O módulo também articula os conceitos apresentados ao longo da formação, demonstrando como a matemática antirracista pode ser aplicada de maneira integrada ao cotidiano escolar.

Flexibilidade para conclusão da formação

Um dos diferenciais do curso é a flexibilidade de tempo para finalização. Os inscritos poderão concluir os módulos em um período mínimo de três dias e máximo de 365 dias. A proposta atende à realidade dos profissionais da educação, que muitas vezes precisam conciliar formação continuada com rotinas intensas de trabalho.

A certificação digital é liberada automaticamente para participantes que realizarem todas as atividades e atingirem o desempenho mínimo exigido.

Inscrições e vagas disponíveis

As inscrições já estão abertas e seguem até o preenchimento das 4.564 vagas ofertadas. Por ser um curso autoinstrucional e de curta duração, a procura tende a ser alta. Assim, o Ministério da Educação recomenda que os interessados realizem a inscrição o quanto antes.

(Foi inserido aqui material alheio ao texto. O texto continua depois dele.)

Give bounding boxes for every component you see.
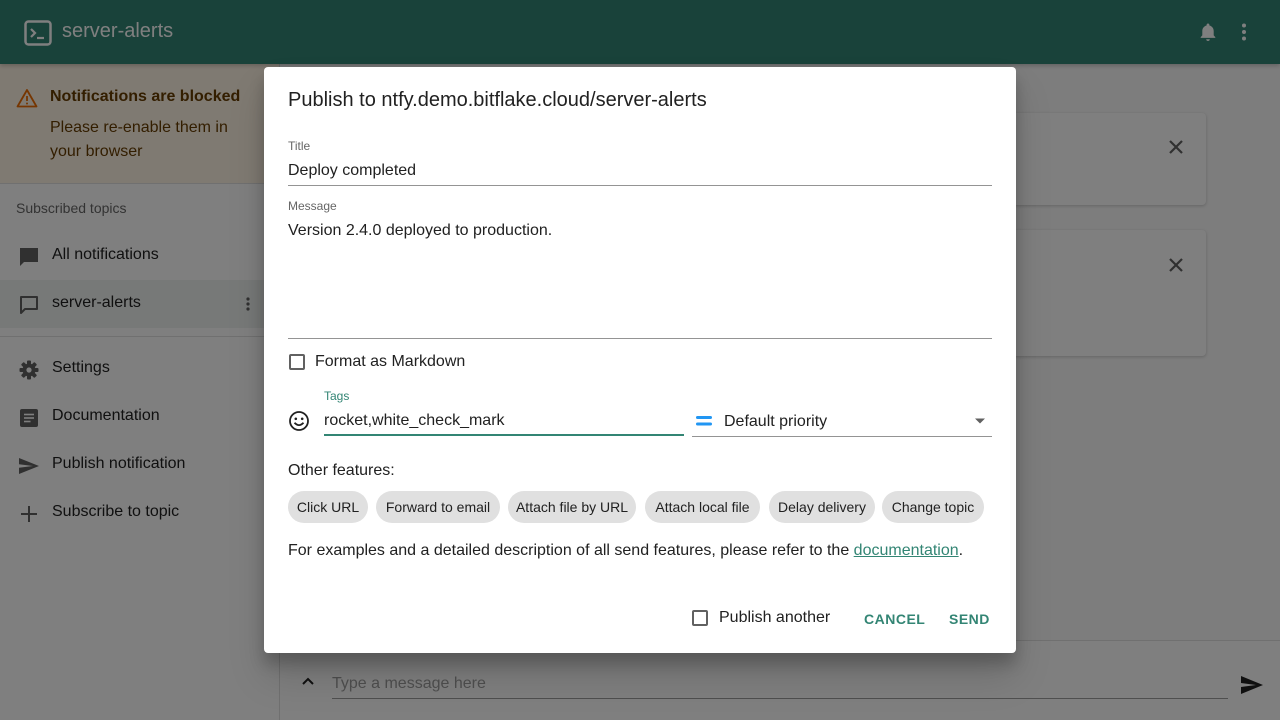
publish-another-label: Publish another: [719, 609, 831, 626]
priority-value: Default priority: [724, 413, 828, 430]
tags-field[interactable]: rocket,white_check_mark: [324, 412, 505, 430]
publish-another-checkbox[interactable]: [692, 610, 708, 626]
message-field[interactable]: Version 2.4.0 deployed to production.: [288, 222, 552, 240]
docs-suffix: .: [958, 542, 964, 559]
message-field-label: Message: [288, 199, 337, 213]
documentation-link[interactable]: documentation: [854, 542, 959, 559]
message-field-underline: [288, 338, 992, 339]
chip-attach-local-file[interactable]: Attach local file: [645, 491, 760, 523]
priority-default-icon: [696, 416, 712, 426]
chip-attach-file-by-url[interactable]: Attach file by URL: [508, 491, 636, 523]
title-field-label: Title: [288, 139, 311, 153]
docs-text: For examples and a detailed description …: [288, 542, 850, 559]
dialog-title: Publish to ntfy.demo.bitflake.cloud/serv…: [288, 89, 707, 111]
publish-dialog: Publish to ntfy.demo.bitflake.cloud/serv…: [264, 67, 1016, 653]
priority-underline: [692, 436, 992, 437]
send-button[interactable]: SEND: [949, 611, 990, 627]
chip-delay-delivery[interactable]: Delay delivery: [769, 491, 875, 523]
cancel-button[interactable]: CANCEL: [864, 611, 925, 627]
chip-click-url[interactable]: Click URL: [288, 491, 368, 523]
markdown-label: Format as Markdown: [315, 353, 466, 370]
docs-paragraph: For examples and a detailed description …: [288, 542, 963, 560]
markdown-checkbox[interactable]: [289, 354, 305, 370]
tags-field-underline: [324, 434, 684, 436]
title-field-underline: [288, 185, 992, 186]
dropdown-arrow-icon: [975, 418, 985, 424]
chip-change-topic[interactable]: Change topic: [882, 491, 984, 523]
other-features-label: Other features:: [288, 462, 395, 479]
chip-forward-to-email[interactable]: Forward to email: [376, 491, 500, 523]
title-field[interactable]: Deploy completed: [288, 162, 416, 180]
emoji-icon[interactable]: [288, 410, 310, 432]
tags-field-label: Tags: [324, 389, 350, 403]
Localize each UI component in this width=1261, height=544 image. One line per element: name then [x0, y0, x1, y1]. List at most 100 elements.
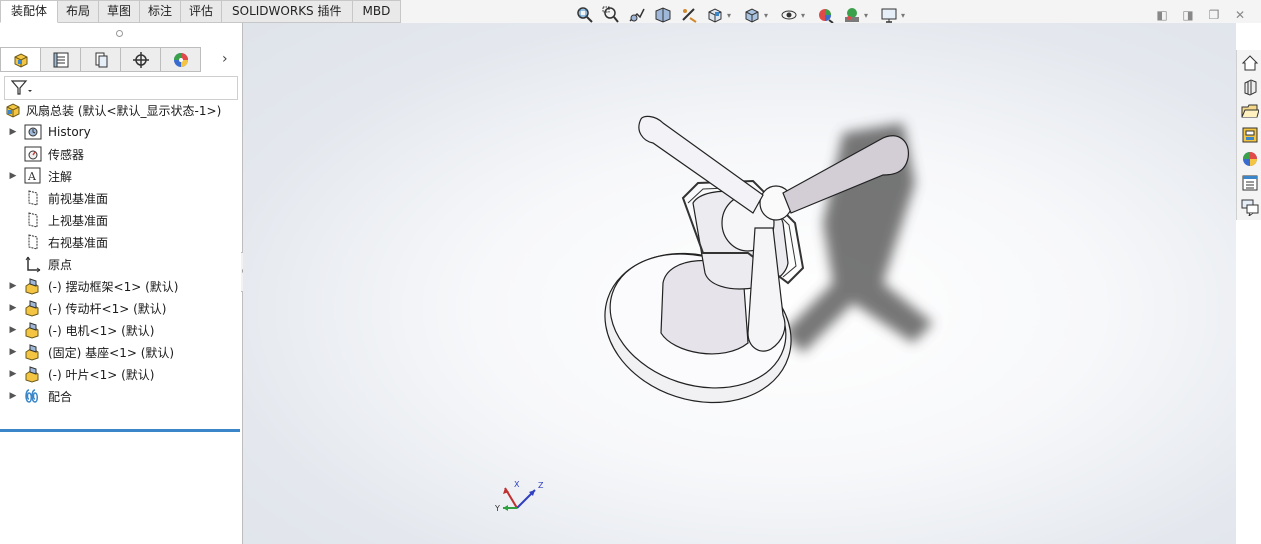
view-orientation-dropdown-icon[interactable]: ▾ [727, 11, 735, 20]
dimxpert-icon[interactable] [121, 47, 161, 72]
tree-item-mates[interactable]: ▶ 配合 [0, 386, 72, 406]
view-orientation-icon[interactable] [704, 5, 726, 25]
tree-item-label: 配合 [48, 389, 73, 404]
section-view-icon[interactable] [652, 5, 674, 25]
configurationmanager-icon[interactable] [81, 47, 121, 72]
tab-markup[interactable]: 标注 [140, 0, 182, 23]
propertymanager-icon[interactable] [41, 47, 81, 72]
assembly-icon [6, 103, 20, 118]
tree-item-annotations[interactable]: ▶ A 注解 [0, 166, 72, 186]
tree-item-top-plane[interactable]: 上视基准面 [0, 210, 108, 230]
edit-appearance-icon[interactable] [815, 5, 837, 25]
tree-item-label: (-) 传动杆<1> (默认) [48, 301, 167, 316]
zoom-to-fit-icon[interactable] [574, 5, 596, 25]
plane-icon [24, 211, 42, 229]
part-icon [24, 277, 42, 295]
tab-assembly[interactable]: 装配体 [0, 0, 59, 23]
tree-item-motor[interactable]: ▶ (-) 电机<1> (默认) [0, 320, 154, 340]
tab-sketch[interactable]: 草图 [99, 0, 141, 23]
featuremanager-icon[interactable] [0, 47, 41, 72]
design-library-icon[interactable] [1239, 76, 1261, 98]
part-icon [24, 299, 42, 317]
tree-item-right-plane[interactable]: 右视基准面 [0, 232, 108, 252]
panel-grip[interactable] [0, 23, 242, 43]
tree-item-base[interactable]: ▶ (固定) 基座<1> (默认) [0, 342, 174, 362]
annotation-icon: A [24, 167, 42, 185]
apply-scene-icon[interactable] [841, 5, 863, 25]
tree-root-assembly[interactable]: 风扇总装 (默认<默认_显示状态-1>) [4, 100, 221, 120]
expand-arrow-icon[interactable]: ▶ [8, 369, 18, 379]
part-icon [24, 343, 42, 361]
filter-input[interactable] [4, 76, 238, 100]
plane-icon [24, 189, 42, 207]
apply-scene-dropdown-icon[interactable]: ▾ [864, 11, 872, 20]
part-icon [24, 321, 42, 339]
fan-assembly-model[interactable] [243, 23, 1236, 544]
origin-icon [24, 255, 42, 273]
tab-evaluate[interactable]: 评估 [181, 0, 223, 23]
command-manager-bar: 装配体 布局 草图 标注 评估 SOLIDWORKS 插件 MBD ▾ ▾ ▾ … [0, 0, 1261, 25]
tree-item-label: (固定) 基座<1> (默认) [48, 345, 175, 360]
zoom-to-area-icon[interactable] [600, 5, 622, 25]
file-explorer-icon[interactable] [1239, 100, 1261, 122]
solidworks-resources-icon[interactable] [1239, 52, 1261, 74]
triad-z-label: Z [538, 481, 544, 490]
triad-x-label: X [514, 480, 520, 489]
tree-item-label: 上视基准面 [48, 213, 109, 228]
tile-left-icon[interactable]: ◧ [1149, 6, 1175, 24]
tree-root-label: 风扇总装 (默认<默认_显示状态-1>) [26, 103, 222, 118]
previous-view-icon[interactable] [626, 5, 648, 25]
restore-icon[interactable]: ❐ [1201, 6, 1227, 24]
graphics-area[interactable]: X Z Y [243, 23, 1236, 544]
tree-item-label: History [48, 125, 91, 139]
tree-item-blades[interactable]: ▶ (-) 叶片<1> (默认) [0, 364, 154, 384]
tree-item-label: 注解 [48, 169, 73, 184]
expand-arrow-icon[interactable]: ▶ [8, 171, 18, 181]
expand-arrow-icon[interactable]: ▶ [8, 303, 18, 313]
forum-icon[interactable] [1239, 196, 1261, 218]
tab-layout[interactable]: 布局 [58, 0, 100, 23]
hide-show-dropdown-icon[interactable]: ▾ [801, 11, 809, 20]
tree-item-swing-frame[interactable]: ▶ (-) 摆动框架<1> (默认) [0, 276, 178, 296]
sensor-icon [24, 145, 42, 163]
tree-item-label: (-) 电机<1> (默认) [48, 323, 155, 338]
close-icon[interactable]: ✕ [1227, 6, 1253, 24]
tree-item-drive-rod[interactable]: ▶ (-) 传动杆<1> (默认) [0, 298, 166, 318]
expand-arrow-icon[interactable]: ▶ [8, 325, 18, 335]
custom-properties-icon[interactable] [1239, 172, 1261, 194]
featuremanager-tabs [0, 47, 201, 72]
tree-item-label: 传感器 [48, 147, 85, 162]
mates-icon [24, 387, 42, 405]
coordinate-triad: X Z Y [495, 480, 544, 513]
tree-item-front-plane[interactable]: 前视基准面 [0, 188, 108, 208]
task-pane-tabs [1236, 50, 1261, 220]
view-settings-dropdown-icon[interactable]: ▾ [901, 11, 909, 20]
expand-arrow-icon[interactable]: ▶ [8, 391, 18, 401]
plane-icon [24, 233, 42, 251]
history-icon [24, 123, 42, 141]
appearances-icon[interactable] [1239, 148, 1261, 170]
tree-item-origin[interactable]: 原点 [0, 254, 72, 274]
view-palette-icon[interactable] [1239, 124, 1261, 146]
rollback-bar[interactable] [0, 429, 240, 432]
command-tabs: 装配体 布局 草图 标注 评估 SOLIDWORKS 插件 MBD [0, 0, 402, 23]
more-tabs-chevron-icon[interactable]: › [222, 51, 228, 67]
expand-arrow-icon[interactable]: ▶ [8, 281, 18, 291]
tab-mbd[interactable]: MBD [352, 0, 402, 23]
tree-item-label: 右视基准面 [48, 235, 109, 250]
expand-arrow-icon[interactable]: ▶ [8, 127, 18, 137]
dynamic-annotation-icon[interactable] [678, 5, 700, 25]
hide-show-icon[interactable] [778, 5, 800, 25]
tab-solidworks-addins[interactable]: SOLIDWORKS 插件 [222, 0, 353, 23]
expand-arrow-icon[interactable]: ▶ [8, 347, 18, 357]
tree-item-sensors[interactable]: 传感器 [0, 144, 84, 164]
tree-item-label: 原点 [48, 257, 73, 272]
svg-text:A: A [27, 170, 37, 183]
display-style-dropdown-icon[interactable]: ▾ [764, 11, 772, 20]
display-manager-icon[interactable] [161, 47, 201, 72]
display-style-icon[interactable] [741, 5, 763, 25]
view-settings-icon[interactable] [878, 5, 900, 25]
tile-right-icon[interactable]: ◨ [1175, 6, 1201, 24]
window-controls: ◧ ◨ ❐ ✕ [1149, 6, 1253, 24]
tree-item-history[interactable]: ▶ History [0, 122, 91, 142]
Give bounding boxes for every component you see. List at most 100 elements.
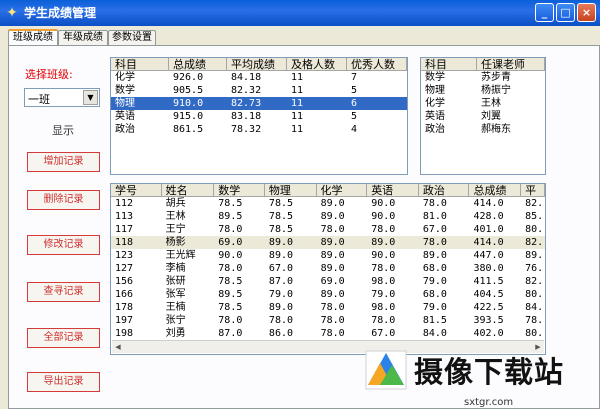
table-cell: 90.0 [218, 250, 243, 261]
table-cell: 王光辉 [165, 250, 196, 261]
table-cell: 67.0 [422, 224, 447, 235]
table-cell: 393.5 [473, 315, 504, 326]
column-header[interactable]: 优秀人数 [347, 58, 407, 71]
column-header[interactable]: 及格人数 [287, 58, 347, 71]
column-header[interactable]: 总成绩 [169, 58, 227, 71]
table-cell: 67.0 [268, 263, 294, 274]
table-row[interactable]: 数学 905.5 82.32 11 5 [111, 84, 407, 97]
subject-summary-table[interactable]: 科目 总成绩 平均成绩 及格人数 优秀人数 化学 926.0 84.18 11 7 数学 905.5 8… [110, 57, 408, 175]
table-row[interactable]: 物理 910.0 82.73 11 6 [111, 97, 407, 110]
table-row[interactable]: 英语 915.0 83.18 11 5 [111, 110, 407, 123]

A participação é gratuita, e o processo de inscrição é simples: basta acessar o link do curso na plataforma AVAMEC, fazer o cadastro (para novos usuários) ou entrar com login já existente. Após confirmar a participação, o estudante tem acesso imediato ao ambiente virtual.

As inscrições devem ser feitas exclusivamente em:
https://avamec.mec.gov.br/#/instituicao/seb/curso/18450/informacoes

Para quem a formação é indicada

Embora o conteúdo tenha sido especialmente estruturado para professores de matemática, coordenadores pedagógicos e gestores escolares, o curso também é indicado para:

  • estudantes interessados em docência;
  • profissionais da educação de outras áreas;
  • pesquisadores de educação, currículo ou relações étnico-raciais;
  • pais e responsáveis que desejam compreender práticas pedagógicas inclusivas;
  • qualquer pessoa interessada no tema.

A proposta de democratizar o acesso reforça o papel formativo do Estado na promoção de políticas educacionais antirracistas.

Relevância da temática para a educação básica

Nos últimos anos, discussões sobre práticas antirracistas ganharam espaço nas políticas educacionais e na formação docente. A obrigatoriedade do ensino de história e cultura afro-brasileira e indígena, prevista na legislação, motivou escolas e sistemas de ensino a buscar práticas pedagógicas que valorizem a diversidade e combatam o racismo.

O curso de Matemática Antirracista se insere nesse movimento, destacando que a matemática — frequentemente percebida como neutra — também pode reproduzir desigualdades quando não há intencionalidade pedagógica voltada à inclusão. Ao relacionar conteúdos matemáticos à história, à cultura e à realidade dos estudantes, o docente amplia as possibilidades de aprendizagem e contribui para um ambiente escolar mais justo.

Comparativo com outras iniciativas e política pública

A oferta do curso integra um conjunto de ações do Ministério da Educação com foco na equidade racial na educação básica. Práticas formativas como essa se articulam a políticas mais amplas que visam implementar diretrizes curriculares, fortalecer a formação inicial e continuada de professores e promover materiais pedagógicos orientados à diversidade.

A parceria com organizações da sociedade civil, como a Fundação Itaú, evidencia a crescente articulação entre Estado e instituições comprometidas com o desenvolvimento educacional, ampliando o alcance e a qualidade das formações ofertadas.